The operational implication is clear. If vapour return is discouraged, loading must still proceed without losing control of pressure on either side of the interface. One route considered was to condense the displaced tank vapour solely by injecting subcooled liquid into the cargo tank via existing spray lines.
“This is, theoretically, possible,” said Mr Buschmann. The hardware exists on board, and the mechanism is straightforward heat and mass balance reaction. TGE Marine has tested the idea against the actual supply conditions seen at loading manifolds. With a supply at −26.5°C and a target tank pressure of 16.5 barg, there is only a +2.7 Kelvin (K) temperature margin before the liquid reaches saturation. Loading 1.0 m3 cargo at these conditions will only condensate roughly 0.5 m3 of vapour. All calculations are speculative until they are confirmed within the process for each individual event initially. Under those assumptions, “The temperature increase of sprayed liquid is not sufficient to condense the displaced vapour,” and if “vapour cannot be fully condensed − pressure increases.” The analysis shows that loading without vapour return at these conditions would require a colder supply: below −31°C at 16.5 barg, and below −29°C at 18.0 barg.
Mr Buschmann added, “We noticed… when we get the CO2… at -26.5°C, then we have only a temperature margin of 2.7 K,” the speaker said. After calculating heat and mass balance, the verdict was cautious: the process is “very difficult to carry out, at least not at -26.5°C,” and it would demand “really sub-cooled CO2,” which “we cannot expect… always.” The method is therefore “very uncertain.”
A different approach is then proposed that retains the pressure-control benefits of vapour return while breaking the cross-contamination pathway. In this approach, the main loading stream flows from terminal to ship as normal. A small bypass of that incoming liquid, “maybe 5%” is routed through a heat exchanger and vaporised. The warm-side duty for that exchanger is provided by the ship’s own tank vapour, which is condensed and returned to the cargo tank. A compressor lifts the shipside vapour to the pressure needed to keep the loop running. The vapour that goes back towards the terminal originates from the terminal’s own liquid, not from the ship’s original vapour space.
Mr Buschmann summarised the outcome in plain terms, “We have solved two problems. The first problem is to keep the pressure constant in both tanks, or at least… in a certain range. And the second problem is that we can load the vessel without giving the storage any contaminated vapour back.” Because the vapour returned is generated from the terminal’s own liquid on the cold side of the exchanger, he argued, “There is no reason anymore for the storage… to avoid vapour return.”
From an implementation standpoint, the proposal seeks to reuse installed shipboard assets wherever possible. “The best thing is we can actually reuse some of the equipment we have on our medium-pressure CO2 carriers,” said Mr Buschmann, pointing to the existing vapour-return compressors − “typically two of them” − adding “we need to supply an additional heat exchanger,” after which “we can carry out this process on board our ship.” He also noted the loop “works for different pressure levels… also for low pressure.”
The motivation for segregation is only now being discussed as CO2 shipping and trade becomes one of the solutions to shipping decarbonisation.

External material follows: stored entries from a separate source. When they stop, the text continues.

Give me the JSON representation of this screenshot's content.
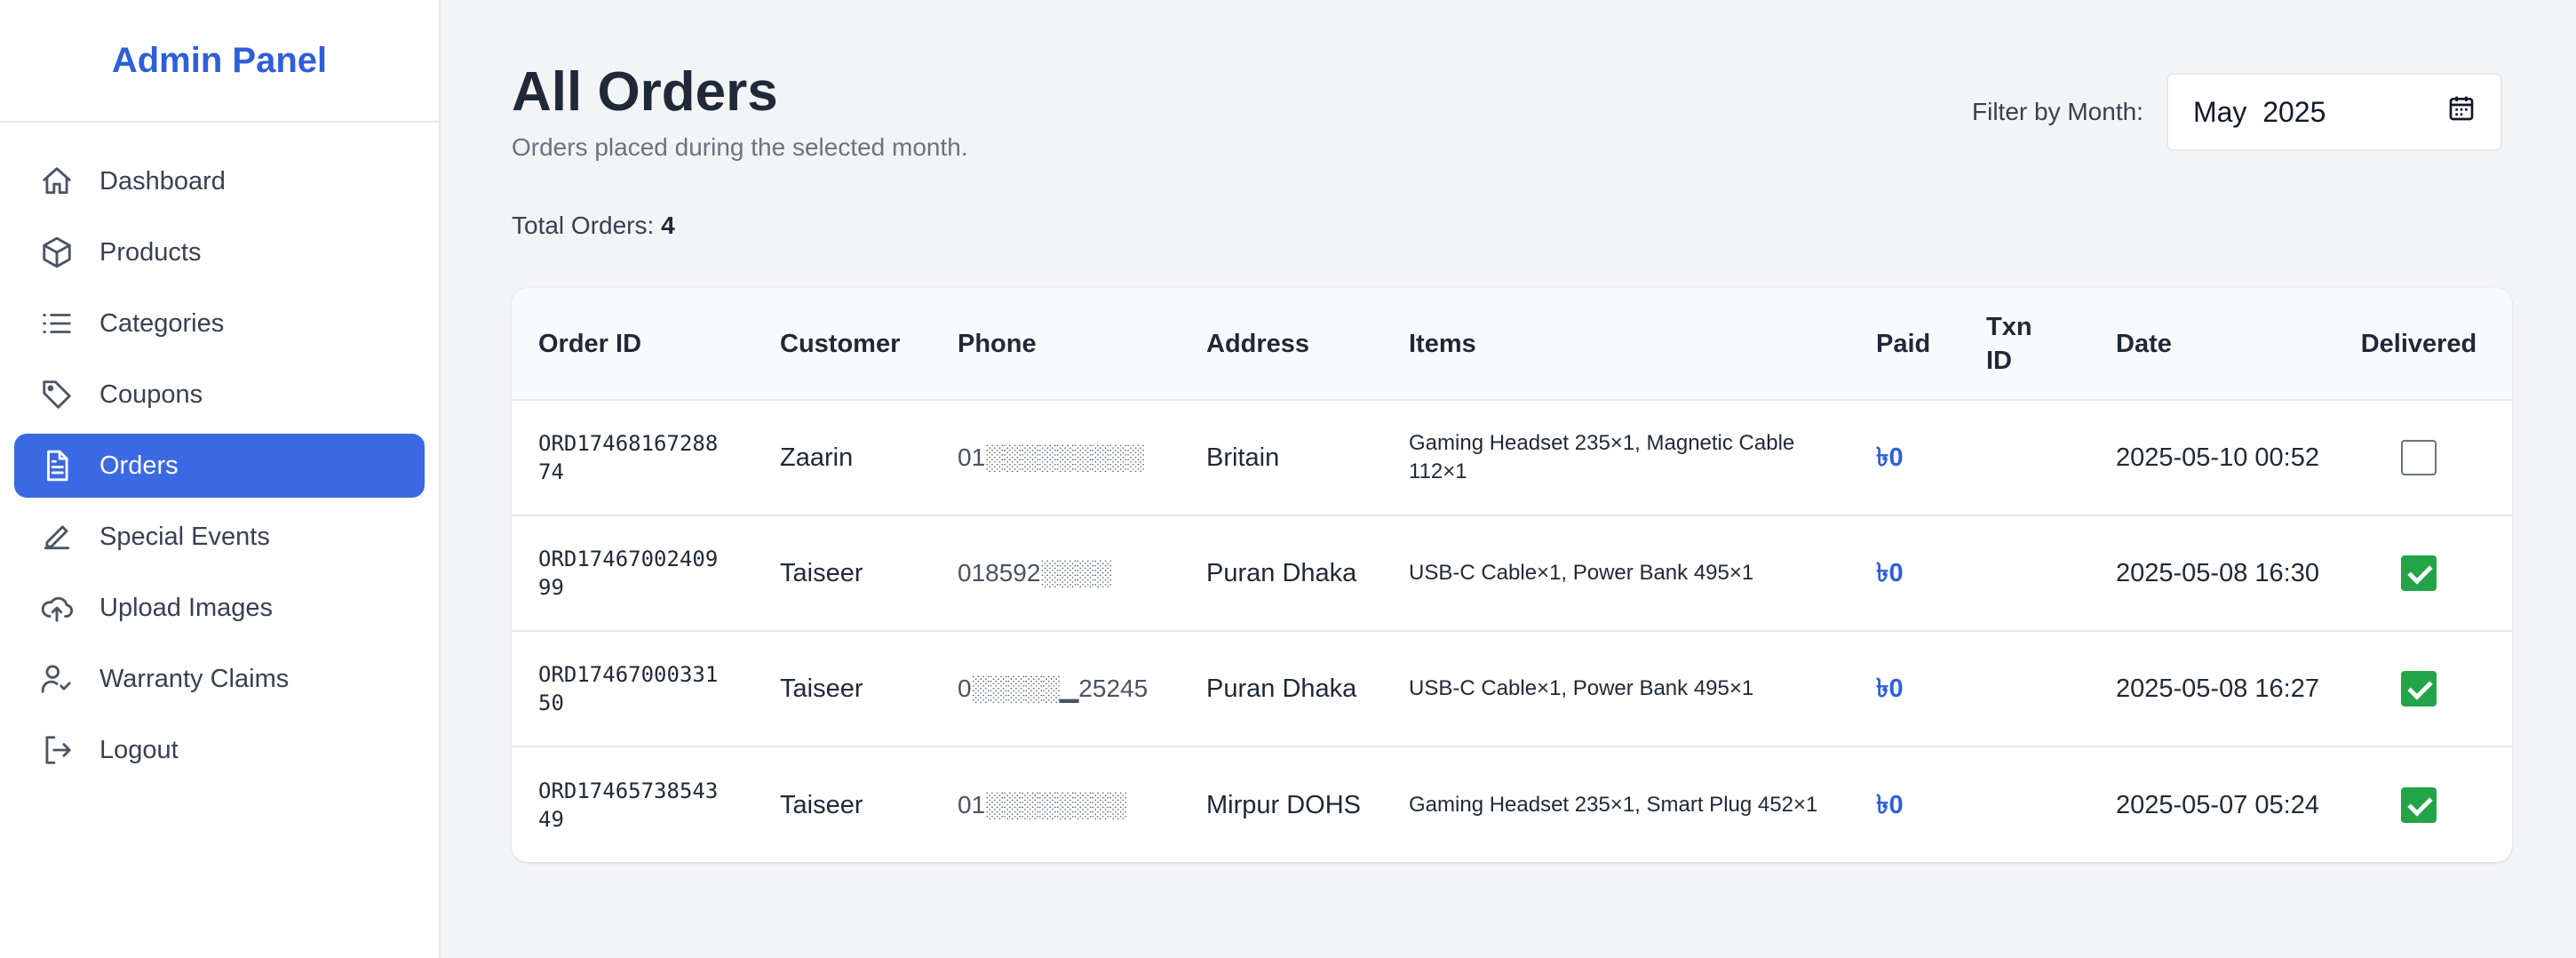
{
  "sidebar": {
    "brand": "Admin Panel",
    "items": [
      {
        "label": "Dashboard",
        "icon": "home-icon"
      },
      {
        "label": "Products",
        "icon": "box-icon"
      },
      {
        "label": "Categories",
        "icon": "list-icon"
      },
      {
        "label": "Coupons",
        "icon": "tag-icon"
      },
      {
        "label": "Orders",
        "icon": "document-icon",
        "active": true
      },
      {
        "label": "Special Events",
        "icon": "pen-icon"
      },
      {
        "label": "Upload Images",
        "icon": "cloud-upload-icon"
      },
      {
        "label": "Warranty Claims",
        "icon": "user-check-icon"
      },
      {
        "label": "Logout",
        "icon": "logout-icon"
      }
    ]
  },
  "header": {
    "title": "All Orders",
    "subtitle": "Orders placed during the selected month.",
    "total_label": "Total Orders:",
    "total_value": "4"
  },
  "filter": {
    "label": "Filter by Month:",
    "value": "May  2025"
  },
  "table": {
    "columns": [
      "Order ID",
      "Customer",
      "Phone",
      "Address",
      "Items",
      "Paid",
      "Txn ID",
      "Date",
      "Delivered"
    ],
    "rows": [
      {
        "order_id": "ORD17468167288 74",
        "customer": "Zaarin",
        "phone": "01░░░░░░░░░",
        "address": "Britain",
        "items": "Gaming Headset 235×1, Magnetic Cable 112×1",
        "paid": "৳0",
        "txn_id": "",
        "date": "2025-05-10 00:52",
        "delivered": false
      },
      {
        "order_id": "ORD17467002409 99",
        "customer": "Taiseer",
        "phone": "018592░░░░",
        "address": "Puran Dhaka",
        "items": "USB-C Cable×1, Power Bank 495×1",
        "paid": "৳0",
        "txn_id": "",
        "date": "2025-05-08 16:30",
        "delivered": true
      },
      {
        "order_id": "ORD17467000331 50",
        "customer": "Taiseer",
        "phone": "0░░░░░▁25245",
        "address": "Puran Dhaka",
        "items": "USB-C Cable×1, Power Bank 495×1",
        "paid": "৳0",
        "txn_id": "",
        "date": "2025-05-08 16:27",
        "delivered": true
      },
      {
        "order_id": "ORD17465738543 49",
        "customer": "Taiseer",
        "phone": "01░░░░░░░░",
        "address": "Mirpur DOHS",
        "items": "Gaming Headset 235×1, Smart Plug 452×1",
        "paid": "৳0",
        "txn_id": "",
        "date": "2025-05-07 05:24",
        "delivered": true
      }
    ]
  },
  "colors": {
    "accent": "#3b69e3",
    "brand": "#2f5fd8",
    "delivered": "#22a447"
  }
}
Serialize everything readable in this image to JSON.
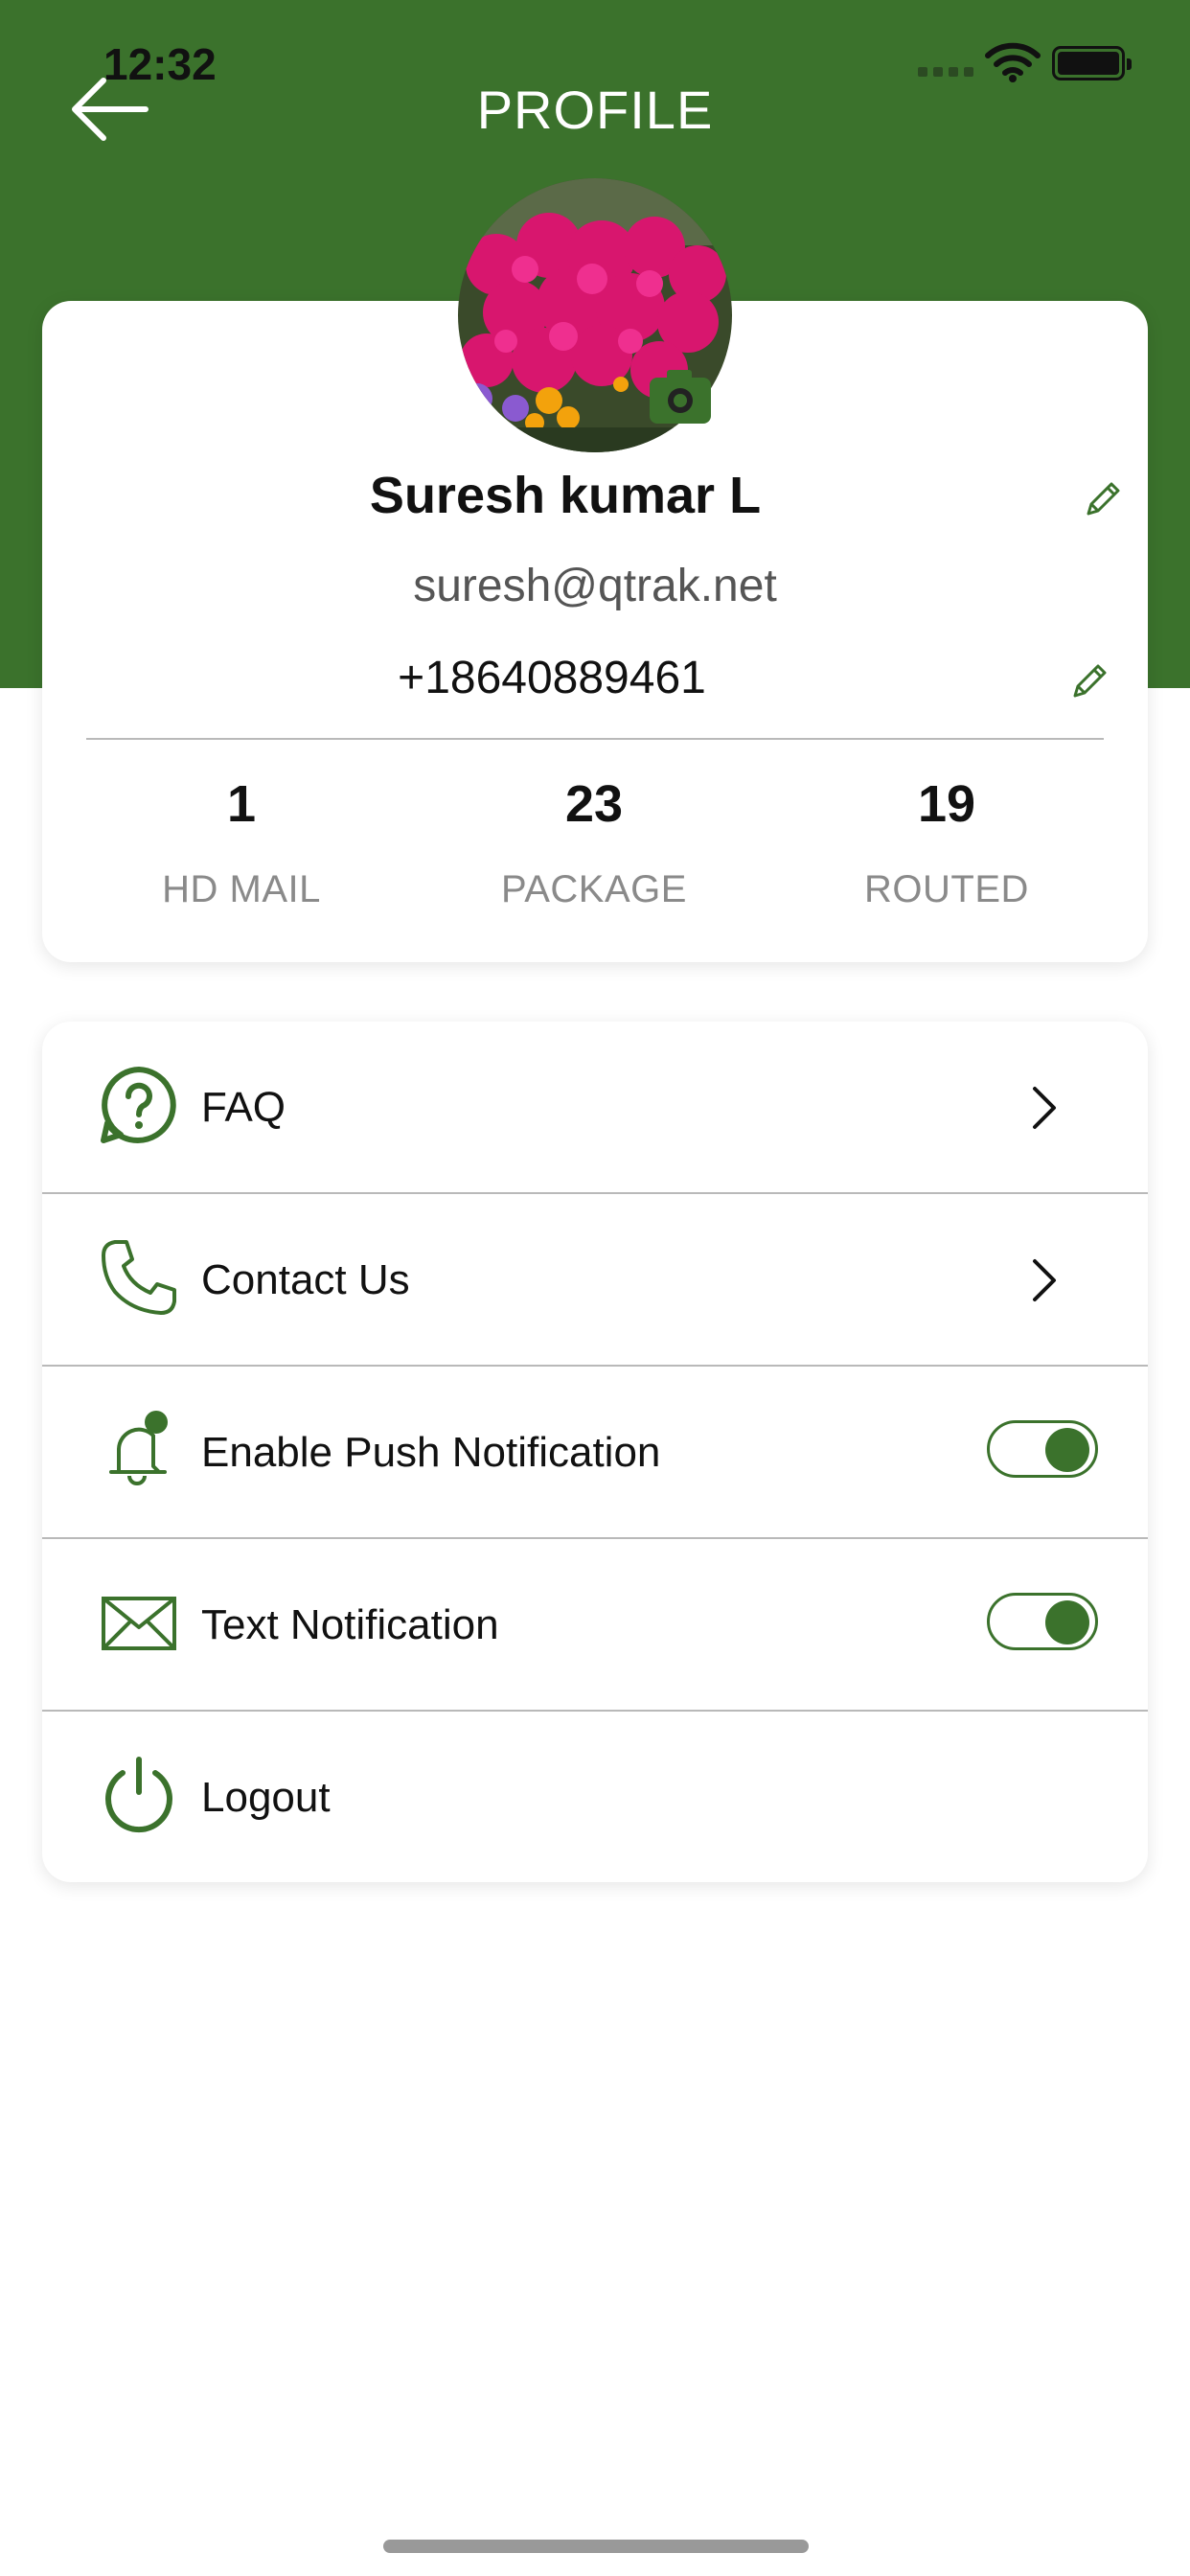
{
  "status_bar": {
    "time": "12:32"
  },
  "header": {
    "title": "PROFILE",
    "back_icon": "arrow-left-icon"
  },
  "profile": {
    "name": "Suresh kumar L",
    "email": "suresh@qtrak.net",
    "phone": "+18640889461",
    "avatar_icon": "flower-photo",
    "camera_icon": "camera-icon",
    "edit_icon": "pencil-icon"
  },
  "stats": [
    {
      "value": "1",
      "label": "HD MAIL"
    },
    {
      "value": "23",
      "label": "PACKAGE"
    },
    {
      "value": "19",
      "label": "ROUTED"
    }
  ],
  "menu": {
    "items": [
      {
        "label": "FAQ",
        "icon": "question-bubble-icon",
        "control": "chevron"
      },
      {
        "label": "Contact Us",
        "icon": "phone-icon",
        "control": "chevron"
      },
      {
        "label": "Enable Push Notification",
        "icon": "bell-icon",
        "control": "toggle",
        "toggle_on": true
      },
      {
        "label": "Text Notification",
        "icon": "envelope-icon",
        "control": "toggle",
        "toggle_on": true
      },
      {
        "label": "Logout",
        "icon": "power-icon",
        "control": "none"
      }
    ]
  },
  "colors": {
    "accent": "#3b722c",
    "divider": "#b9b9b9",
    "muted_text": "#8a8a8a"
  }
}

Different CO2 emitters “have different chemical compositions… so there is quite a big uncertainty how to deal with this.” In the specific case where CO2 stems from combustion, “SOx and NOx” raise concerns that other sources may not share, noted Mr Buschmann.
“Emitter A does not want to take the responsibility for the specification of Emitter B… via vapour return, during loading,” noted Mr Buschmann. The proposed loop answers that objection by keeping the terminal’s product within its own system boundary.
Looking forward, Mr Buschmann linked the method to a likely operating model for early aggregation. He said there is “still no… general agreement on how the composition should be,” despite the topic being under discussion “for a few years.” In his view, an approach that avoids cross-contamination during loading “will be needed during the next year in order to have one vessel which can collect CO2 from different emitters and then bring it to the storage site.”